Shortly after that, the second-line therapy came out [as a result of the] MONARCH 2 study, which looked at fulvestrant with or without abemaciclib. Again, it showed the same degree of benefit—roughly a doubling of PFS.

The most recent one was an AI with or without abemaciclib. That also showed a significant benefit. It has a slightly different profile for toxicity. [It shows] a little more in the way of gastrointestinal toxicity and a little less in the way of hematologic toxicity. It distinguishes itself in that it shows activity in later lines of therapy as well. There is a lot yet to learn about the different CDK4/6 inhibitors. They all have benefit now in the first- and second-line settings.

We need to learn more about whether there are predictors for patients who perhaps don't benefit. Thus far, all of the subsets look like they benefit. There may be some biological subsets that may point us in certain directions. At the 2018 AACR Annual Meeting, there was some indication that patients with cyclin E overexpression don't do as well. We have some data from our institution that low-molecular weight cyclin E may spell resistance to not only CDK4/6 inhibitors but with endocrine therapy. The loss of the retinoblastoma protein may also be one.

Could CDK inhibitors in combination with checkpoint blockade and targeting the PI3K pathway be a strategy?

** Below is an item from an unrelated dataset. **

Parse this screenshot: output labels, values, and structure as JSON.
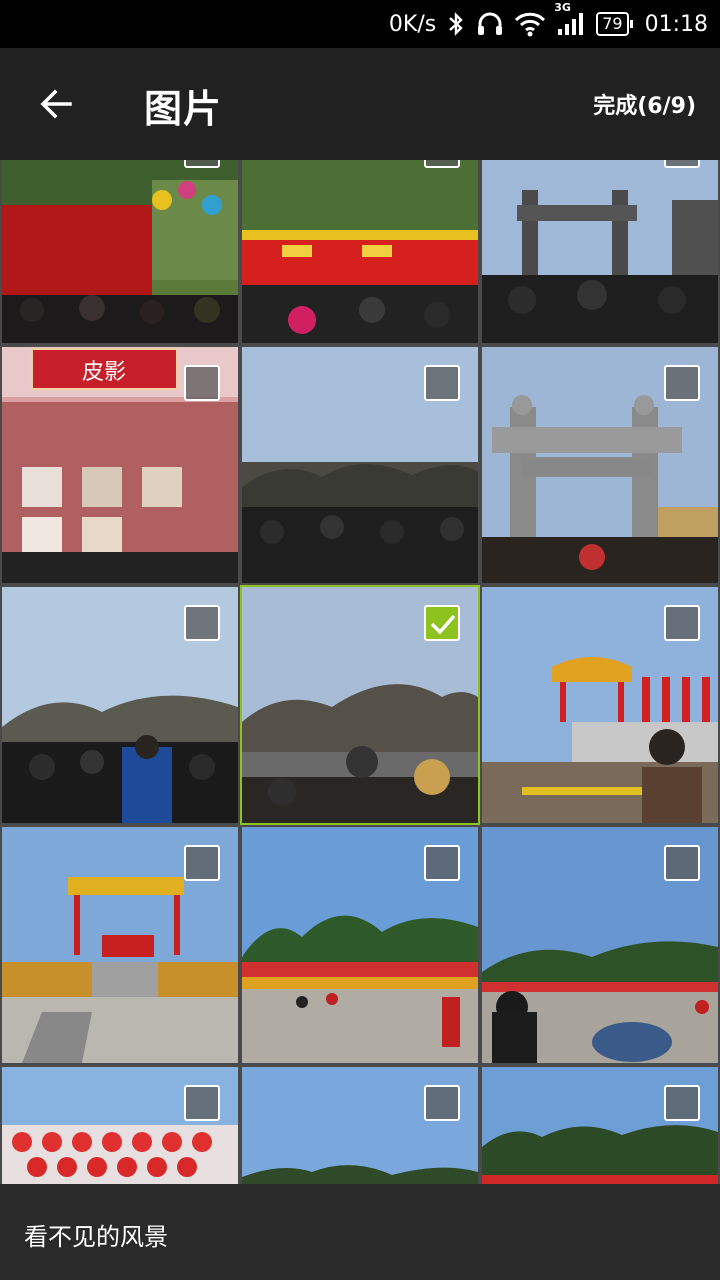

It's something that seems to evolve over the course of therapy based on some of the initial studies. We may get to the point where we can be a little more discriminating as to who we think should be on these drugs, [and] more importantly, learn about the mechanisms of resistance to develop therapeutic approaches [that circumvent] the development of resistance. Yes. There is a huge interest in combining CDK4/6 inhibitors with other biological therapies. There was an interesting study called the neoMONARCH study, in which patients received neoadjuvant abemaciclib and endocrine therapy. The biopsies that were done after patients had been on therapy for some time showed the development of an immune infiltrate with T cells in the tumor. That has raised the interest in immunotherapy combinations because HR-positive cancers don't have much response to checkpoint inhibitors and other immune therapies.

It's possible that CDK4/6 inhibitors may, through mechanisms that aren't clear yet, bring this about. There has also been interest in combining CDK4/6 inhibitors with other targeted therapies, such as signal transduction inhibitors like PI3K inhibitors. Those trials are underway. The data show that you can safely give these drugs. We're going to need later-phase trials to sort out the benefits from those and many other combinations that are underway.